We obeyed our natural leader, and made ready for whatever we might be going into. We passed up the steep bank and came again in sight of the door. It was still wide open. We stood, and felt a sort of silence which the approach of two new-comers could not break. They joined us. They had been coming home from hunting, and had plainly heard a shot here. We stood for a moment more after learning this, and then one of the men called out the names of Hank and Willomene. Again we—or I at least—felt that same silence, which to my disturbed imagination seemed to be rising round us as mists rise from water.
“There's nobody in there,” stated the Virginian. “Nobody that's alive,” he added. And he crossed the cabin and walked into the door.

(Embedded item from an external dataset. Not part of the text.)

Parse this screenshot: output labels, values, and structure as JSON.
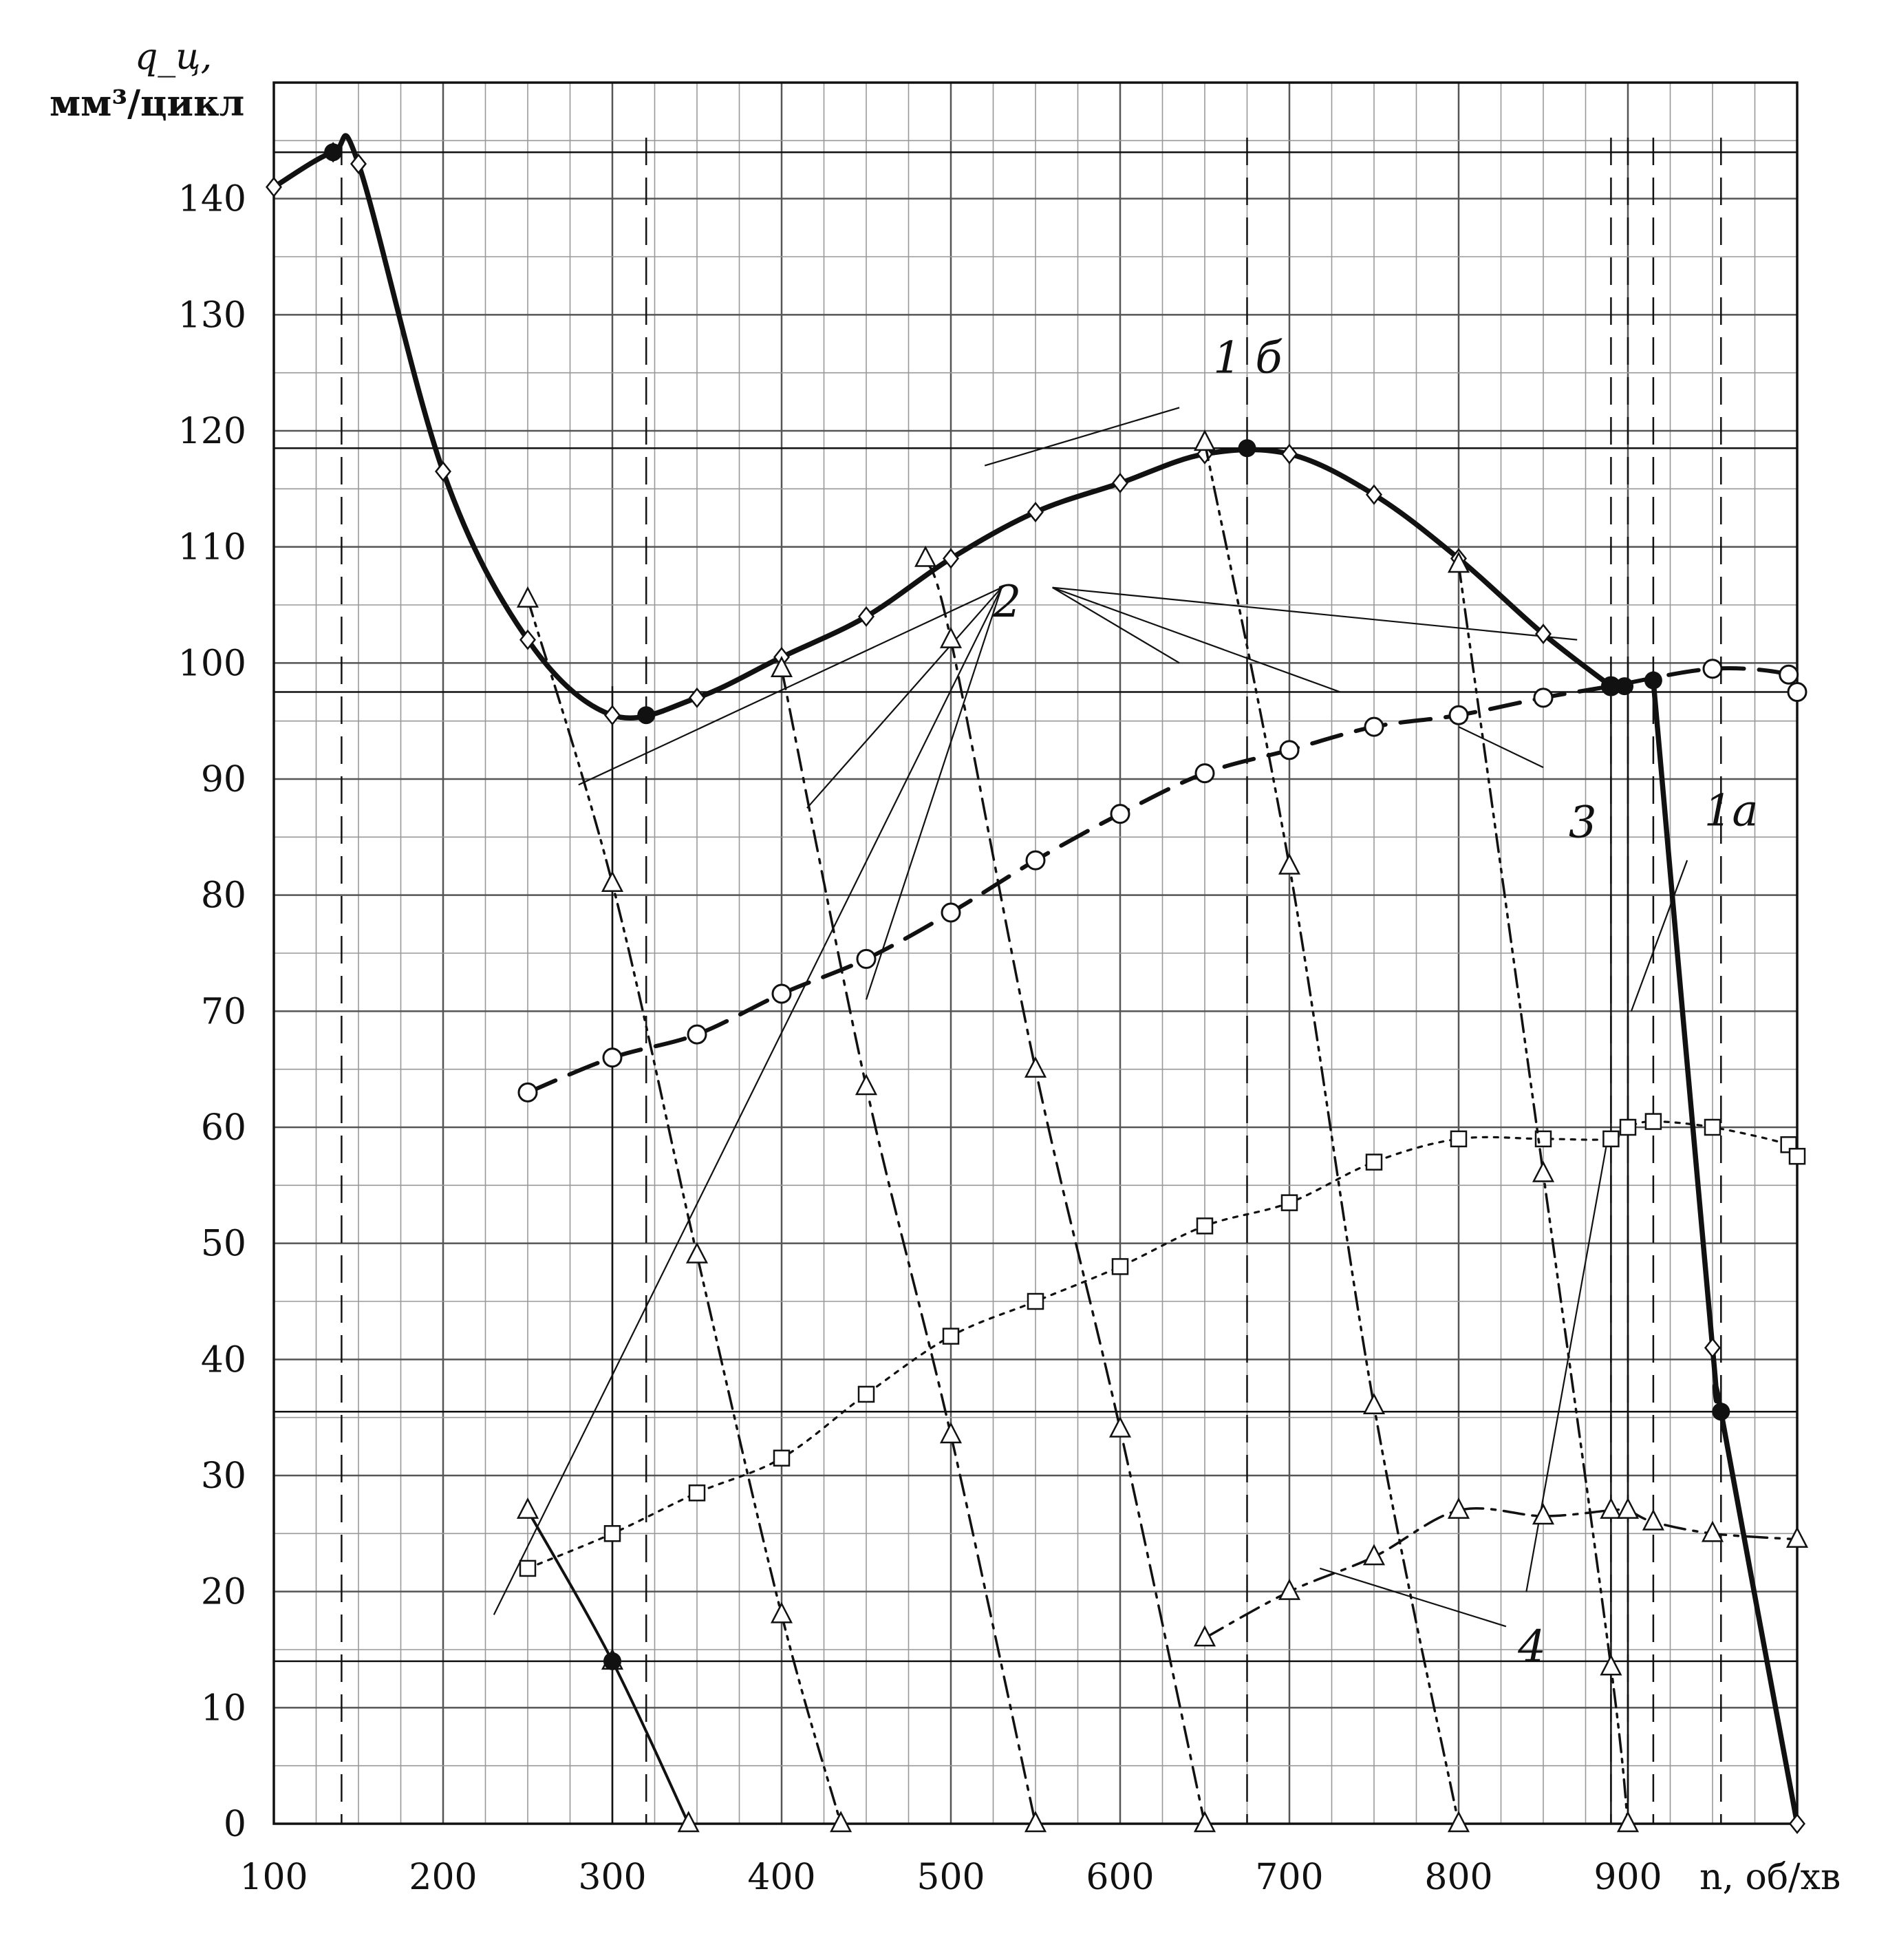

Though he made no gesture, I saw astonishment pass through his body, as he stopped still; and all of us came after him. There hung the crucifix, with a round hole through the middle of it. One of the men went to it and took it down; and behind it, sunk in the log, was the bullet. The cabin was but a single room, and every object that it contained could be seen at a glance; nor was there hiding-room for anything. On the floor lay the axe from the wood-pile; but I will not tell of its appearance. So he had shot her crucifix, her Rock of Ages, the thing which enabled her to bear her life, and that lifted her above life; and she—but there was the axe to show what she had done then. Was this cabin really empty? I looked more slowly about, half dreading to find that I had overlooked something. But it was as the Virginian had said; nobody was there.
As we were wondering, there was a noise above our heads, and I was not the only one who started and stared. It was the parrot; and we stood away in a circle, looking up at his cage. Crouching flat on the floor of the cage, his wings huddled tight to his body, he was swinging his head from side to side; and when he saw that we watched him, he began a low croaking and monotonous utterance, which never changed, but remained rapid and continuous. I heard McLean whisper to the Virginian, “You bet he knows.”

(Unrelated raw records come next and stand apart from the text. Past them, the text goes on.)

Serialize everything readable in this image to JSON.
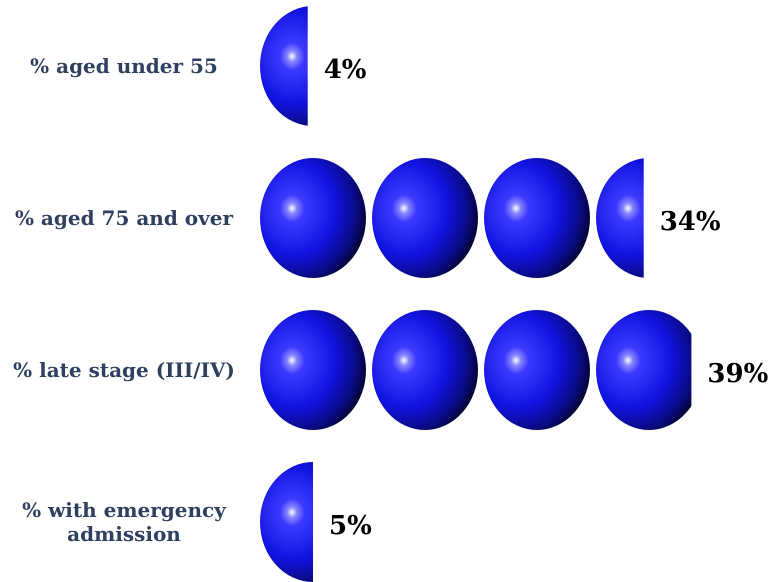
{
  "chart_data": {
    "type": "pictogram-bar",
    "unit_value": 10,
    "categories": [
      [
        "% aged under 55"
      ],
      [
        "% aged 75 and over"
      ],
      [
        "% late stage (III/IV)"
      ],
      [
        "% with emergency",
        "admission"
      ]
    ],
    "values": [
      4,
      34,
      39,
      5
    ],
    "value_labels": [
      "4%",
      "34%",
      "39%",
      "5%"
    ],
    "icon": "blue-sphere",
    "colors": {
      "sphere_light": "#3a3aff",
      "sphere_mid": "#1010d8",
      "sphere_dark": "#050520",
      "label": "#2e3f5f",
      "value": "#000000"
    }
  }
}
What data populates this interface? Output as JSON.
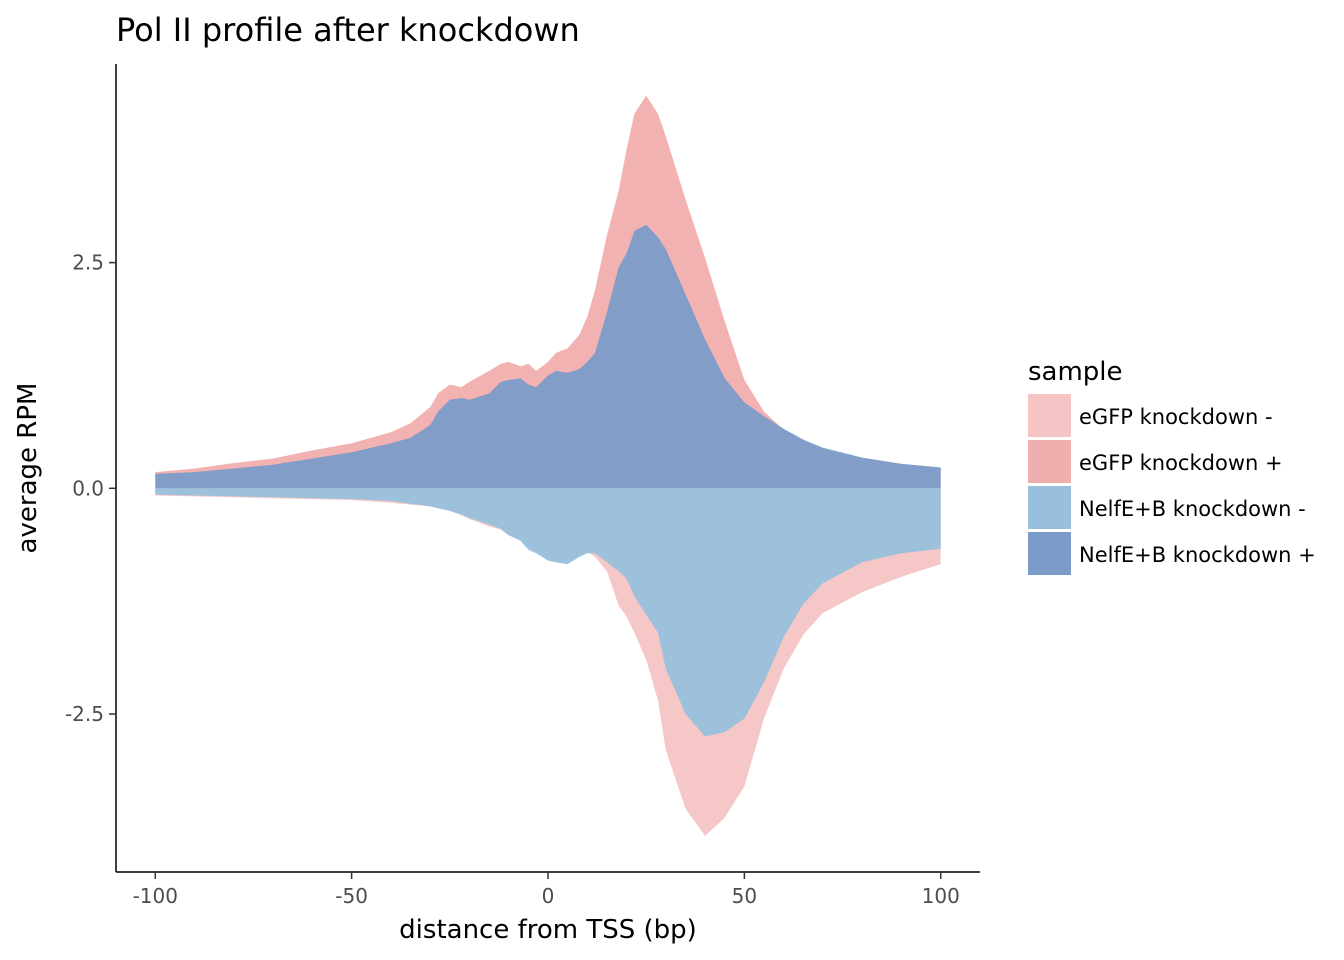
{
  "chart_data": {
    "type": "area",
    "title": "Pol II profile after knockdown",
    "xlabel": "distance from TSS (bp)",
    "ylabel": "average RPM",
    "xlim": [
      -110,
      110
    ],
    "ylim": [
      -4.25,
      4.7
    ],
    "xticks": [
      -100,
      -50,
      0,
      50,
      100
    ],
    "xtick_labels": [
      "-100",
      "-50",
      "0",
      "50",
      "100"
    ],
    "yticks": [
      -2.5,
      0,
      2.5
    ],
    "ytick_labels": [
      "-2.5",
      "0.0",
      "2.5"
    ],
    "grid": false,
    "legend_position": "right",
    "legend_title": "sample",
    "x": [
      -100,
      -90,
      -80,
      -70,
      -60,
      -50,
      -40,
      -35,
      -30,
      -28,
      -25,
      -22,
      -20,
      -15,
      -12,
      -10,
      -7,
      -5,
      -3,
      0,
      2,
      5,
      8,
      10,
      12,
      15,
      18,
      20,
      22,
      25,
      28,
      30,
      35,
      40,
      45,
      50,
      55,
      60,
      65,
      70,
      80,
      90,
      100
    ],
    "series": [
      {
        "name": "eGFP knockdown -",
        "color": "#f4c5c4",
        "values": [
          -0.08,
          -0.09,
          -0.1,
          -0.11,
          -0.12,
          -0.13,
          -0.16,
          -0.18,
          -0.2,
          -0.22,
          -0.25,
          -0.3,
          -0.34,
          -0.42,
          -0.46,
          -0.52,
          -0.56,
          -0.62,
          -0.7,
          -0.8,
          -0.82,
          -0.84,
          -0.74,
          -0.7,
          -0.76,
          -0.92,
          -1.3,
          -1.42,
          -1.6,
          -1.9,
          -2.35,
          -2.9,
          -3.55,
          -3.85,
          -3.65,
          -3.3,
          -2.55,
          -2.0,
          -1.62,
          -1.38,
          -1.15,
          -0.98,
          -0.84
        ]
      },
      {
        "name": "eGFP knockdown +",
        "color": "#f1aeae",
        "values": [
          0.18,
          0.22,
          0.28,
          0.33,
          0.42,
          0.5,
          0.62,
          0.72,
          0.9,
          1.05,
          1.15,
          1.12,
          1.18,
          1.3,
          1.38,
          1.4,
          1.35,
          1.38,
          1.3,
          1.4,
          1.5,
          1.55,
          1.7,
          1.9,
          2.2,
          2.8,
          3.3,
          3.75,
          4.15,
          4.35,
          4.15,
          3.9,
          3.2,
          2.55,
          1.85,
          1.2,
          0.85,
          0.65,
          0.52,
          0.42,
          0.33,
          0.27,
          0.23
        ]
      },
      {
        "name": "NelfE+B knockdown -",
        "color": "#98c0dc",
        "values": [
          -0.07,
          -0.08,
          -0.09,
          -0.1,
          -0.11,
          -0.12,
          -0.14,
          -0.17,
          -0.2,
          -0.22,
          -0.25,
          -0.29,
          -0.33,
          -0.4,
          -0.45,
          -0.52,
          -0.58,
          -0.68,
          -0.72,
          -0.8,
          -0.82,
          -0.84,
          -0.76,
          -0.72,
          -0.72,
          -0.82,
          -0.92,
          -1.0,
          -1.2,
          -1.4,
          -1.6,
          -2.0,
          -2.5,
          -2.75,
          -2.7,
          -2.55,
          -2.15,
          -1.65,
          -1.28,
          -1.05,
          -0.82,
          -0.72,
          -0.67
        ]
      },
      {
        "name": "NelfE+B knockdown +",
        "color": "#7b9cc8",
        "values": [
          0.16,
          0.18,
          0.22,
          0.26,
          0.33,
          0.4,
          0.5,
          0.56,
          0.7,
          0.85,
          0.98,
          1.0,
          0.98,
          1.05,
          1.18,
          1.2,
          1.22,
          1.15,
          1.12,
          1.25,
          1.3,
          1.28,
          1.32,
          1.4,
          1.5,
          1.95,
          2.45,
          2.6,
          2.85,
          2.92,
          2.78,
          2.65,
          2.15,
          1.65,
          1.22,
          0.95,
          0.8,
          0.66,
          0.54,
          0.45,
          0.34,
          0.27,
          0.23
        ]
      }
    ]
  }
}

The Virginian stepped to the door, and then he bent to the gravel and beckoned us to come and see. Among the recent footprints at the threshold the man's boot-heel was plain, as well as the woman's broad tread. But while the man's steps led into the cabin, they did not lead away from it. We tracked his course just as we had seen it through the glasses: up the hill from the brush to the window, and then to the door. But he had never walked out again. Yet in the cabin he was not; we tore up the half-floor that it had. There was no use to dig in the earth. And all the while that we were at this search the parrot remained crouched in the bottom of his cage, his black eye fixed upon our movements.

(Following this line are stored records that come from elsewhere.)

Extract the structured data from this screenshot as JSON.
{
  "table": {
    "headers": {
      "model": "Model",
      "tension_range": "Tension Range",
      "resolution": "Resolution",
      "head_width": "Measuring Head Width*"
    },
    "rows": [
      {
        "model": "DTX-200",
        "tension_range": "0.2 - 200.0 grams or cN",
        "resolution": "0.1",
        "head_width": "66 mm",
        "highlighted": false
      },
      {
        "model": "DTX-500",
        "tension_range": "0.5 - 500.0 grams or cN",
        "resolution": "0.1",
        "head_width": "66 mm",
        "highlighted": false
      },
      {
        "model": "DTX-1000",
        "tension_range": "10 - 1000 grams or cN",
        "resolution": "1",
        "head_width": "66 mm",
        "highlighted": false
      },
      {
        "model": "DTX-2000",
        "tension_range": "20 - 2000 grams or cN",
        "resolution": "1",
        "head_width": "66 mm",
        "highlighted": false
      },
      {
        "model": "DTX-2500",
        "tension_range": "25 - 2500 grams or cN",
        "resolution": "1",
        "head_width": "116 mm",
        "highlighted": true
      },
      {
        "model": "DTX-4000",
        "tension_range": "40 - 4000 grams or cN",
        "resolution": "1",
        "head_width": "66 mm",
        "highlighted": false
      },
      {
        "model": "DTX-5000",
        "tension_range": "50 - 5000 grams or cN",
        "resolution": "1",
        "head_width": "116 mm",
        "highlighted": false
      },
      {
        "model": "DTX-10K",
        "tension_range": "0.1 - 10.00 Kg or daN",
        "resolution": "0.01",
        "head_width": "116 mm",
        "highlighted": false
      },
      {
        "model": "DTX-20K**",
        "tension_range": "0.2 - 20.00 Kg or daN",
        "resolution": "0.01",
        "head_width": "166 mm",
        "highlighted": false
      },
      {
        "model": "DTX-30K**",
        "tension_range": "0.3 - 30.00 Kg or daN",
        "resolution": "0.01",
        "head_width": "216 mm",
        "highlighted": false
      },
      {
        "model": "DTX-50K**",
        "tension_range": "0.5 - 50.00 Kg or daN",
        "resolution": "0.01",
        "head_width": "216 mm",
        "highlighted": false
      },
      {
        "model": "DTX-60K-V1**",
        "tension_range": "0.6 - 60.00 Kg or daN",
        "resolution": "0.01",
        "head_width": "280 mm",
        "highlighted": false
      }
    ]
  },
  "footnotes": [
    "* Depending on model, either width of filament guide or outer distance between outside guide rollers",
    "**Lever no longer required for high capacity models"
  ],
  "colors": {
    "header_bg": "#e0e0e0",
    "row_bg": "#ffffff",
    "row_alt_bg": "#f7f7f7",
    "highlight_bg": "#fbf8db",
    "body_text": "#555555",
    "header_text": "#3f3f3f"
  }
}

“She has carried him,” said the Virginian. “We must follow up Willomene.”
The latest heavy set of footprints led us from the door along the ditch, where they sank deep in the softer soil; then they turned off sharply into the mountains.
“This is the cut-off trail,” said McLean to me. “The same he brought her in by.”
The tracks were very clear, and evidently had been made by a person moving slowly. Whatever theories our various minds were now shaping, no one spoke a word to his neighbor, but we went along with a hush over us.
After some walking, Wiggin suddenly stopped and pointed.